Niyazi Berkes’in ilk yazısına göre Rum Patrikhanesi, Bizans’tan beri siyasete karışma alışkanlığına sahipti. Her ne kadar Osmanlı millet sistemi Ekümenik Patrik’e “millet başı” unvanını vermiş olsa da Berkes bunu gözardı edecek, “papaz politikacılığı”nın Osmanlı’ya da sirayet ettiğini savunacak, bunun da “din ile devlet işlerini birbirinden ayırma geleneği olan Osmanlı’nın çöküşünde önemli bir rol oynadığını” öne sürecekti.
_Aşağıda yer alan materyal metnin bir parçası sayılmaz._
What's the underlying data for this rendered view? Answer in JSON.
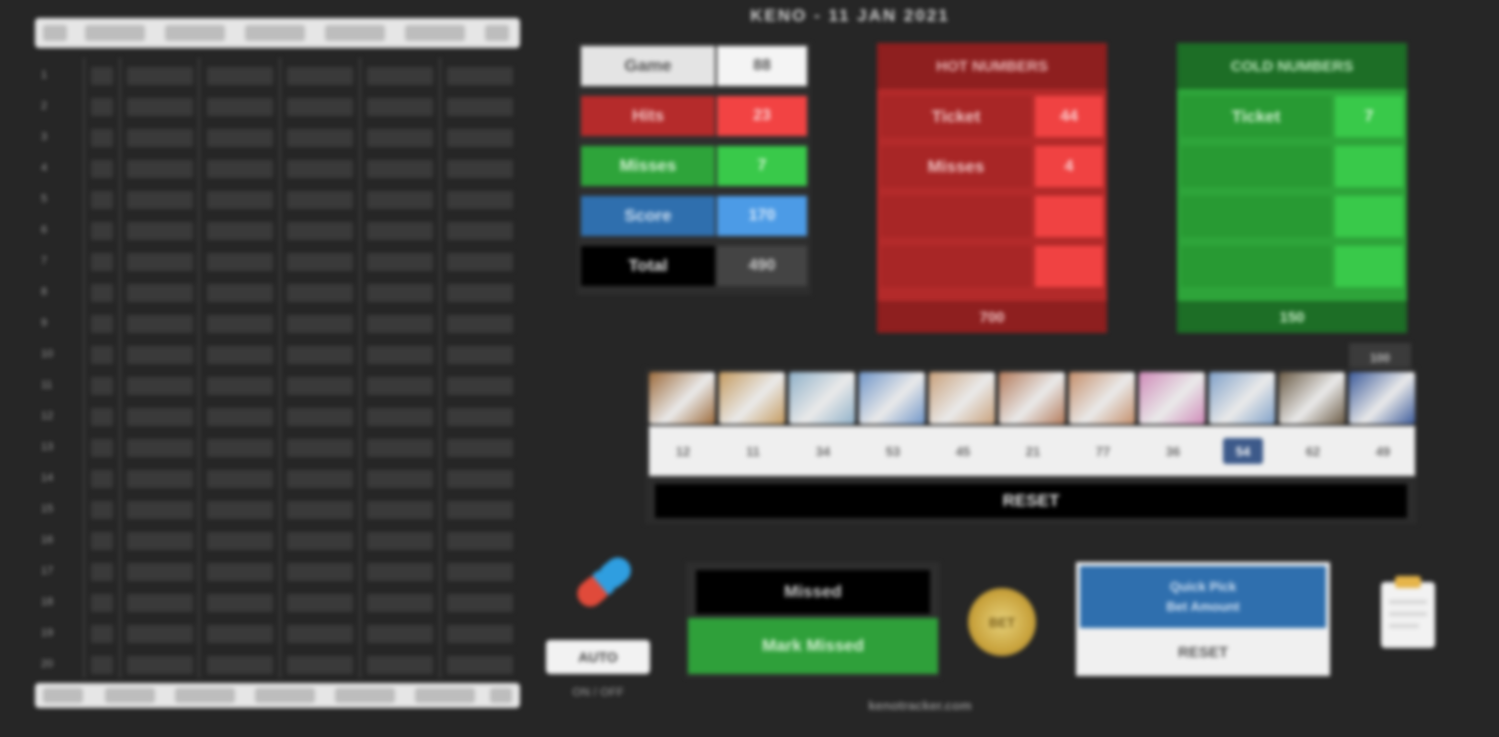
{
  "title": "KENO - 11 JAN 2021",
  "colors": {
    "background": "#262626",
    "red_dark": "#b52b2b",
    "red_light": "#f24343",
    "green_dark": "#2ea43a",
    "green_light": "#39c94a",
    "blue_dark": "#2f6fae",
    "blue_light": "#4c9be6",
    "panel_dark_red": "#8e1f1f",
    "panel_dark_green": "#1d6e26"
  },
  "stats": {
    "rows": [
      {
        "label": "Game",
        "value": "88",
        "style": "header"
      },
      {
        "label": "Hits",
        "value": "23",
        "style": "red"
      },
      {
        "label": "Misses",
        "value": "7",
        "style": "green"
      },
      {
        "label": "Score",
        "value": "170",
        "style": "blue"
      },
      {
        "label": "Total",
        "value": "490",
        "style": "dark"
      }
    ]
  },
  "red_panel": {
    "header": "HOT NUMBERS",
    "rows": [
      {
        "label": "Ticket",
        "value": "44"
      },
      {
        "label": "Misses",
        "value": "4"
      },
      {
        "label": "",
        "value": ""
      },
      {
        "label": "",
        "value": ""
      }
    ],
    "footer": "700"
  },
  "green_panel": {
    "header": "COLD NUMBERS",
    "rows": [
      {
        "label": "Ticket",
        "value": "7"
      },
      {
        "label": "",
        "value": ""
      },
      {
        "label": "",
        "value": ""
      },
      {
        "label": "",
        "value": ""
      }
    ],
    "footer": "150"
  },
  "draw_strip": {
    "corner_label": "100",
    "numbers": [
      "12",
      "11",
      "34",
      "53",
      "45",
      "21",
      "77",
      "36",
      "54",
      "62",
      "49"
    ],
    "highlight_index": 8,
    "bar_label": "RESET",
    "image_colors": [
      "#9c6a3a",
      "#c49a5e",
      "#8fb0c8",
      "#6f95c8",
      "#c8a07a",
      "#b37a5a",
      "#c48e6a",
      "#cf8ab8",
      "#7fa0c8",
      "#6a5a44",
      "#3b5a9a"
    ]
  },
  "table": {
    "headers": [
      "#",
      "Draw",
      "Hits",
      "Miss",
      "Score",
      "Total",
      "+"
    ],
    "footer": [
      "Tot",
      "",
      "",
      "",
      "",
      "",
      ""
    ],
    "row_numbers": [
      "1",
      "2",
      "3",
      "4",
      "5",
      "6",
      "7",
      "8",
      "9",
      "10",
      "11",
      "12",
      "13",
      "14",
      "15",
      "16",
      "17",
      "18",
      "19",
      "20"
    ]
  },
  "controls": {
    "toggle_label": "AUTO",
    "toggle_sub": "ON / OFF",
    "missed_label": "Missed",
    "missed_button": "Mark Missed",
    "coin_label": "BET",
    "blue_line1": "Quick Pick",
    "blue_line2": "Bet Amount",
    "blue_button": "RESET"
  },
  "footer": "kenotracker.com"
}
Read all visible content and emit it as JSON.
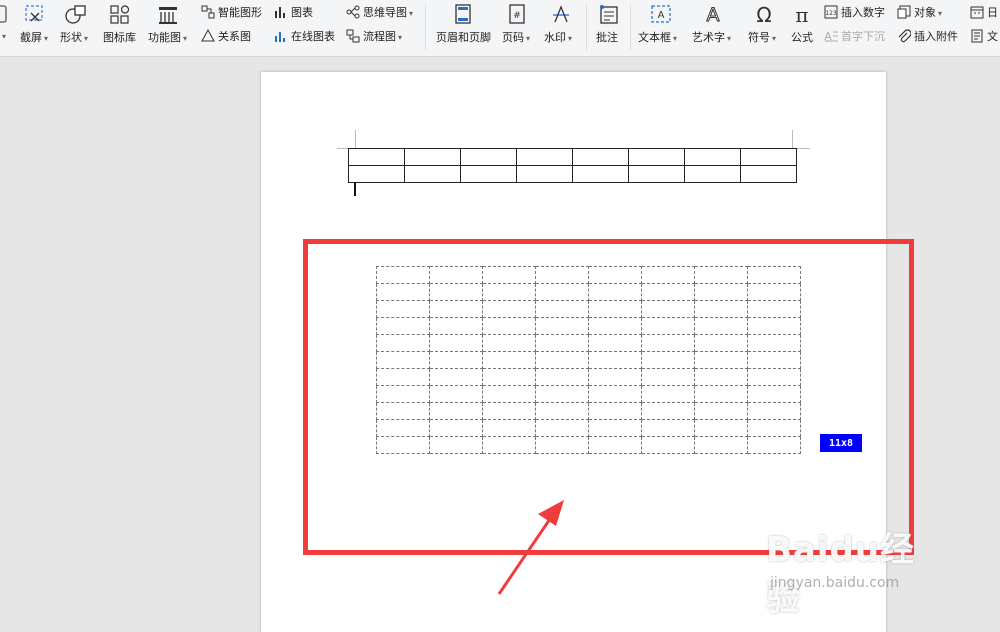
{
  "ribbon": {
    "screenshot_label": "截屏",
    "shapes_label": "形状",
    "icon_library_label": "图标库",
    "function_chart_label": "功能图",
    "smart_art_label": "智能图形",
    "chart_label": "图表",
    "mind_map_label": "思维导图",
    "relation_chart_label": "关系图",
    "online_chart_label": "在线图表",
    "flowchart_label": "流程图",
    "header_footer_label": "页眉和页脚",
    "page_number_label": "页码",
    "watermark_label": "水印",
    "comment_label": "批注",
    "text_box_label": "文本框",
    "word_art_label": "艺术字",
    "symbol_label": "符号",
    "formula_label": "公式",
    "insert_number_label": "插入数字",
    "object_label": "对象",
    "drop_cap_label": "首字下沉",
    "insert_attachment_label": "插入附件",
    "date_label": "日",
    "document_label": "文"
  },
  "document": {
    "table": {
      "rows": 2,
      "cols": 8
    }
  },
  "table_picker": {
    "rows": 11,
    "cols": 8,
    "size_label": "11x8"
  },
  "annotation": {
    "highlight_color": "#f03c3c",
    "arrow_color": "#f03c3c"
  },
  "watermark": {
    "logo_text": "Baidu经验",
    "url": "jingyan.baidu.com"
  },
  "colors": {
    "badge": "#0000ff",
    "ribbon_bg": "#f4f5f7",
    "canvas_bg": "#e6e6e6"
  }
}
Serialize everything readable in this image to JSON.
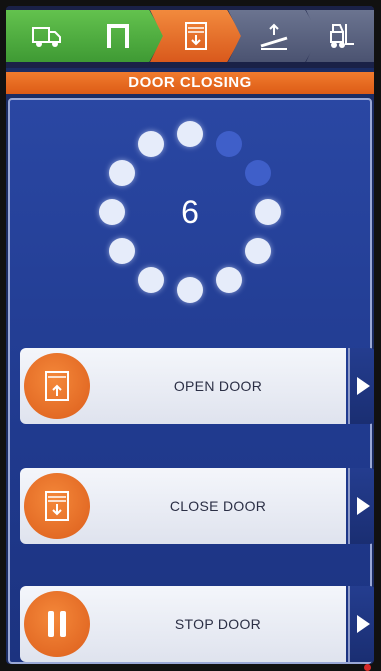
{
  "steps": [
    {
      "icon": "truck-icon",
      "state": "done",
      "color": "#4fae3f"
    },
    {
      "icon": "dock-door-icon",
      "state": "done",
      "color": "#4fae3f"
    },
    {
      "icon": "door-closing-icon",
      "state": "active",
      "color": "#e8692a"
    },
    {
      "icon": "dock-leveler-icon",
      "state": "pending",
      "color": "#5a6280"
    },
    {
      "icon": "forklift-icon",
      "state": "pending",
      "color": "#5a6280"
    }
  ],
  "header": {
    "title": "DOOR CLOSING"
  },
  "countdown": {
    "value": "6",
    "dots_total": 12,
    "dots_remaining": 10
  },
  "actions": [
    {
      "label": "OPEN DOOR",
      "icon": "door-open-icon"
    },
    {
      "label": "CLOSE DOOR",
      "icon": "door-close-icon"
    },
    {
      "label": "STOP DOOR",
      "icon": "pause-icon"
    }
  ],
  "colors": {
    "accent_orange": "#e8692a",
    "panel_blue": "#2540a0",
    "dot_bright": "#e6ecfa",
    "dot_dim": "#3f5fc9",
    "done_green": "#4fae3f"
  }
}
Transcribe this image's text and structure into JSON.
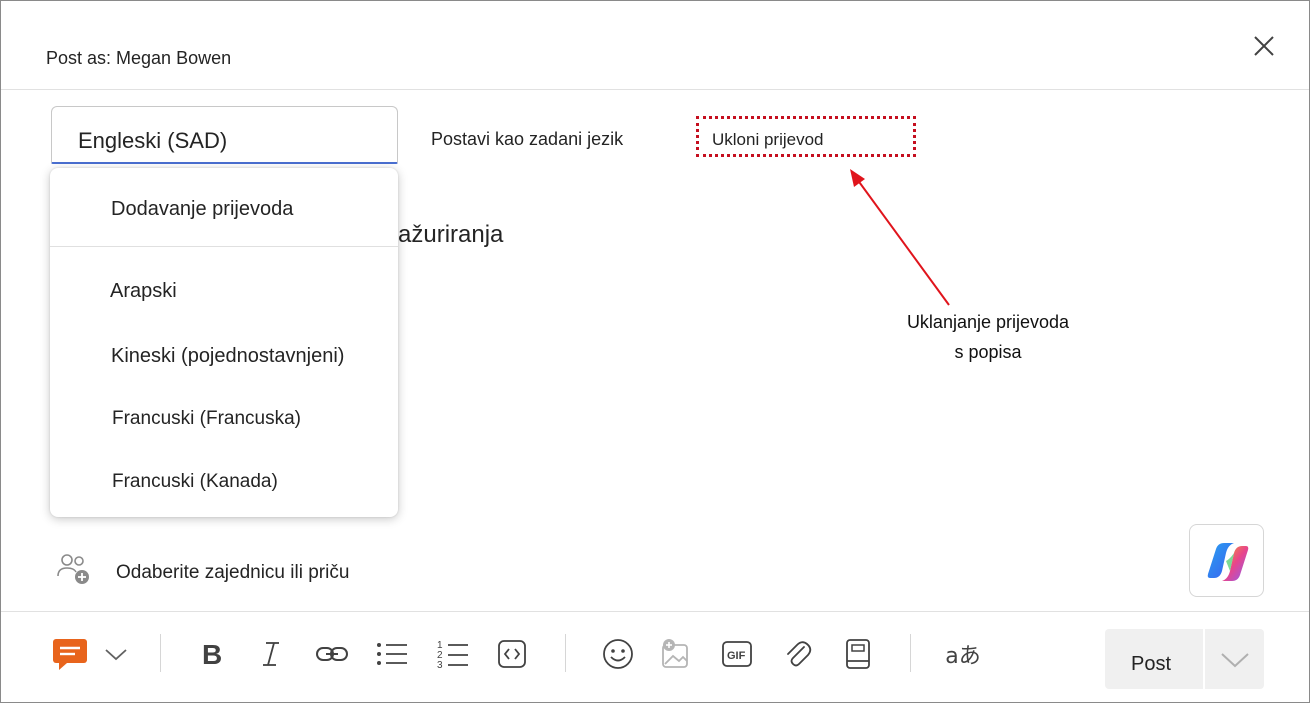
{
  "header": {
    "post_as": "Post as: Megan Bowen"
  },
  "language_bar": {
    "selected_language": "Engleski (SAD)",
    "set_default_label": "Postavi kao zadani jezik",
    "remove_translation_label": "Ukloni prijevod"
  },
  "editor": {
    "body_text_fragment": "ažuriranja"
  },
  "dropdown": {
    "add_translation": "Dodavanje prijevoda",
    "languages": [
      "Arapski",
      "Kineski (pojednostavnjeni)",
      "Francuski (Francuska)",
      "Francuski (Kanada)"
    ]
  },
  "annotation": {
    "line1": "Uklanjanje prijevoda",
    "line2": "s popisa",
    "color": "#e0141c"
  },
  "community": {
    "label": "Odaberite zajednicu ili priču"
  },
  "toolbar": {
    "post_label": "Post",
    "translate_icon_text": "aあ",
    "icons": [
      "praise-icon",
      "bold-icon",
      "italic-icon",
      "link-icon",
      "bullet-list-icon",
      "numbered-list-icon",
      "code-icon",
      "emoji-icon",
      "image-icon",
      "gif-icon",
      "attach-icon",
      "book-icon",
      "translate-icon"
    ]
  },
  "colors": {
    "accent_underline": "#4a6fd1",
    "praise_orange": "#e8641c",
    "dotted_highlight": "#c50f1f"
  }
}
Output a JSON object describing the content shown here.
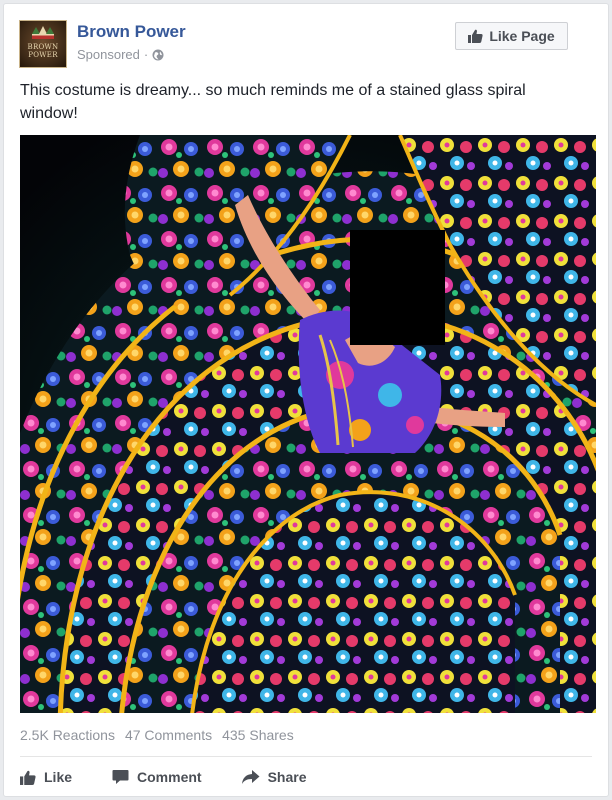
{
  "post": {
    "page_name": "Brown Power",
    "avatar_logo_line1": "BROWN",
    "avatar_logo_line2": "POWER",
    "sponsored_label": "Sponsored",
    "sponsored_separator": "·",
    "privacy_icon": "globe-icon",
    "like_page_label": "Like Page",
    "caption": "This costume is dreamy... so much reminds me of a stained glass spiral window!"
  },
  "stats": {
    "reactions": "2.5K Reactions",
    "comments": "47 Comments",
    "shares": "435 Shares"
  },
  "actions": {
    "like_label": "Like",
    "comment_label": "Comment",
    "share_label": "Share"
  },
  "colors": {
    "brand_link": "#365899",
    "meta_gray": "#90949c",
    "button_text": "#4b4f56"
  }
}
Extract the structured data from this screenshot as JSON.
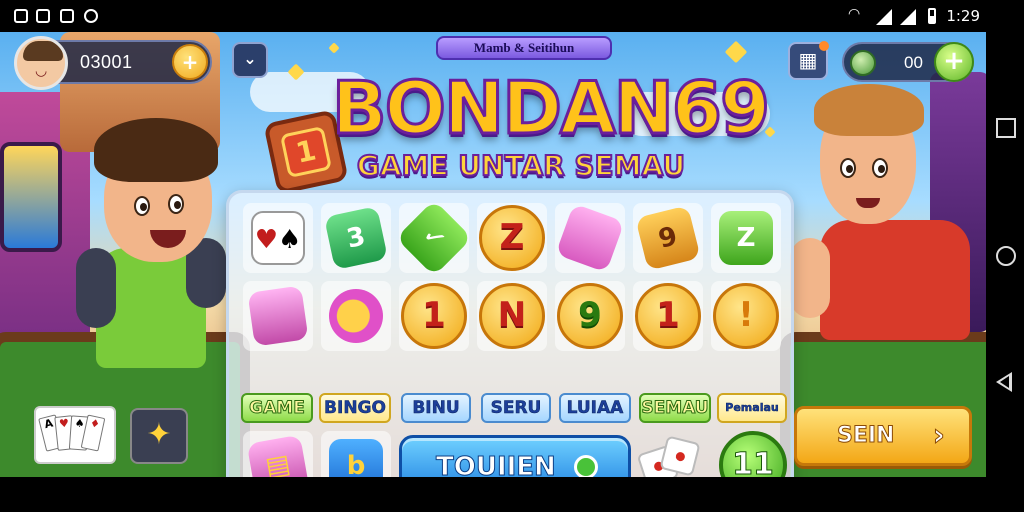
{
  "status_bar": {
    "time": "1:29",
    "left_icons": [
      "notification-icon",
      "notification-icon",
      "notification-icon",
      "notification-icon"
    ],
    "right_icons": [
      "wifi-icon",
      "signal-icon",
      "signal-icon",
      "battery-icon"
    ]
  },
  "hud": {
    "coins": "03001",
    "coin_add": "+",
    "gems": "00",
    "gems_add": "+"
  },
  "title": {
    "ribbon": "Mamb & Seitihun",
    "logo": "BONDAN69",
    "tagline": "GAME UNTAR SEMAU",
    "tile_number": "1"
  },
  "grid": {
    "row1": [
      "",
      "3",
      "✓",
      "Z",
      "",
      "9",
      "Z"
    ],
    "row2": [
      "",
      "",
      "1",
      "N",
      "9",
      "1",
      "!"
    ]
  },
  "categories": [
    "GAME",
    "BINGO",
    "BINU",
    "SERU",
    "LUIAA",
    "SEMAU",
    "Pemalau"
  ],
  "bottom_row": {
    "start_label": "TOUIIEN",
    "letter_tile": "b",
    "badge": "11"
  },
  "right_button": {
    "label": "SEIN",
    "arrow": "›"
  },
  "colors": {
    "accent_yellow": "#FFC21A",
    "accent_purple": "#6B1F9C",
    "accent_blue": "#1E7FE0",
    "accent_green": "#5FB629"
  }
}
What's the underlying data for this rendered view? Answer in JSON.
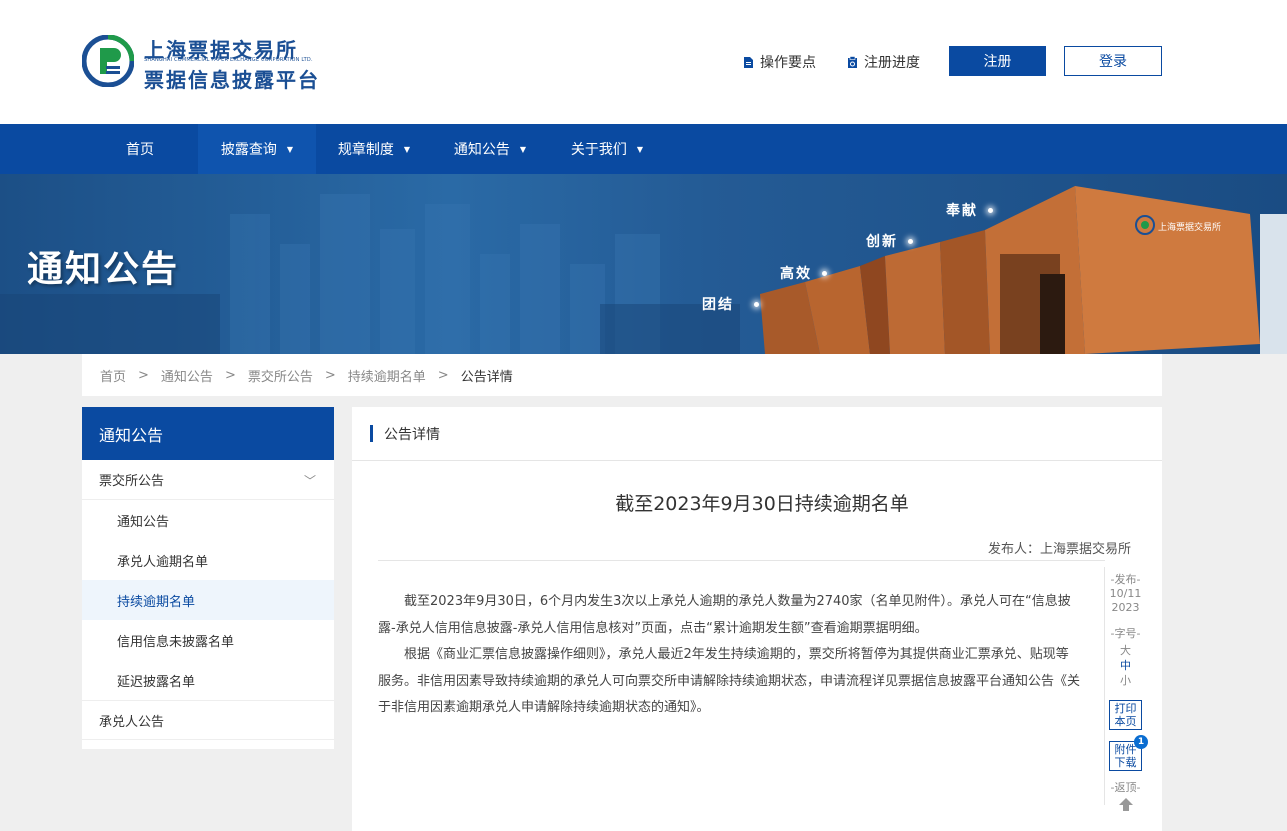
{
  "header": {
    "logo_line1": "上海票据交易所",
    "logo_sub": "SHANGHAI COMMERCIAL PAPER EXCHANGE CORPORATION LTD.",
    "logo_line2": "票据信息披露平台",
    "link_ops": "操作要点",
    "link_progress": "注册进度",
    "register_label": "注册",
    "login_label": "登录"
  },
  "nav": {
    "items": [
      {
        "label": "首页"
      },
      {
        "label": "披露查询"
      },
      {
        "label": "规章制度"
      },
      {
        "label": "通知公告"
      },
      {
        "label": "关于我们"
      }
    ]
  },
  "banner": {
    "title": "通知公告",
    "words": [
      "团结",
      "高效",
      "创新",
      "奉献"
    ],
    "building_sign": "上海票据交易所"
  },
  "breadcrumb": {
    "items": [
      "首页",
      "通知公告",
      "票交所公告",
      "持续逾期名单",
      "公告详情"
    ],
    "sep": ">"
  },
  "sidebar": {
    "title": "通知公告",
    "group1": "票交所公告",
    "subitems": [
      "通知公告",
      "承兑人逾期名单",
      "持续逾期名单",
      "信用信息未披露名单",
      "延迟披露名单"
    ],
    "group2": "承兑人公告"
  },
  "content": {
    "header": "公告详情",
    "title": "截至2023年9月30日持续逾期名单",
    "publisher": "发布人：上海票据交易所",
    "paragraphs": [
      "截至2023年9月30日，6个月内发生3次以上承兑人逾期的承兑人数量为2740家（名单见附件）。承兑人可在“信息披露-承兑人信用信息披露-承兑人信用信息核对”页面，点击“累计逾期发生额”查看逾期票据明细。",
      "根据《商业汇票信息披露操作细则》，承兑人最近2年发生持续逾期的，票交所将暂停为其提供商业汇票承兑、贴现等服务。非信用因素导致持续逾期的承兑人可向票交所申请解除持续逾期状态，申请流程详见票据信息披露平台通知公告《关于非信用因素逾期承兑人申请解除持续逾期状态的通知》。"
    ]
  },
  "tools": {
    "publish_label": "-发布-",
    "date_md": "10/11",
    "date_y": "2023",
    "fontsize_label": "-字号-",
    "size_large": "大",
    "size_medium": "中",
    "size_small": "小",
    "print_l1": "打印",
    "print_l2": "本页",
    "attach_l1": "附件",
    "attach_l2": "下载",
    "attach_count": "1",
    "top_label": "-返顶-"
  },
  "colors": {
    "primary": "#0a4aa1",
    "banner": "#245b95",
    "active_sub_bg": "#eef5fc"
  }
}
Din-devlet sisteminin en büyük zararı Türklere verdiği iddiasında olan Berkes, ikinci yazısında Osmanlı’nın batmakta olan Rum Ortodoks Kilisesi’ni kurtardığını, bunun da sonrasında Yunan milliyetçiliği ve hatta Kıbrıs’ta Makarios’u doğurduğu savındaydı ve bu yazısıyla Patrikhane’yi hedef alıp “koynumuzda beslediklerimizin ihaneti” retoriğini yeniden üretiyordu.

Üçüncü yazısında, Yunanistan ve Kıbrıs ile sınırlı kalmayıp Patrikhane’nin varlığının Osmanlı’ya çok daha ağır bedeller ödettiğini yazan Niyazi Berkes’e göre Balkanlar’daki ayaklanmaların nedeni de Rumlara karşı diğer milletlerin nefretiydi:

“On yedinci yüzyıldan on sekizinci yüzyıla doğru (…) Rumlar Osmanlı idaresinde önemli yerlere geçtiler; Osmanlı Devleti’nin Avrupa devletleri ile olan diplomasisinin idaresi hemen hemen tamam[ıyla] onların eline geçti. Patrikliğin üstünlüğü yüzünden Balkanlar’da Slav [O]rtodosklar (Sırplar, Bulgarlar), Suriye’de [O]rtodoks Araplar, [O]rtodoks kilisesinin Rum unsurlarının hem dini hem de idari egemenliği altına girdiler. Bu durum onlarda, yavaş yavaş dini olmaktan ziyade ulusal bir tepki yaratmaya başladı.”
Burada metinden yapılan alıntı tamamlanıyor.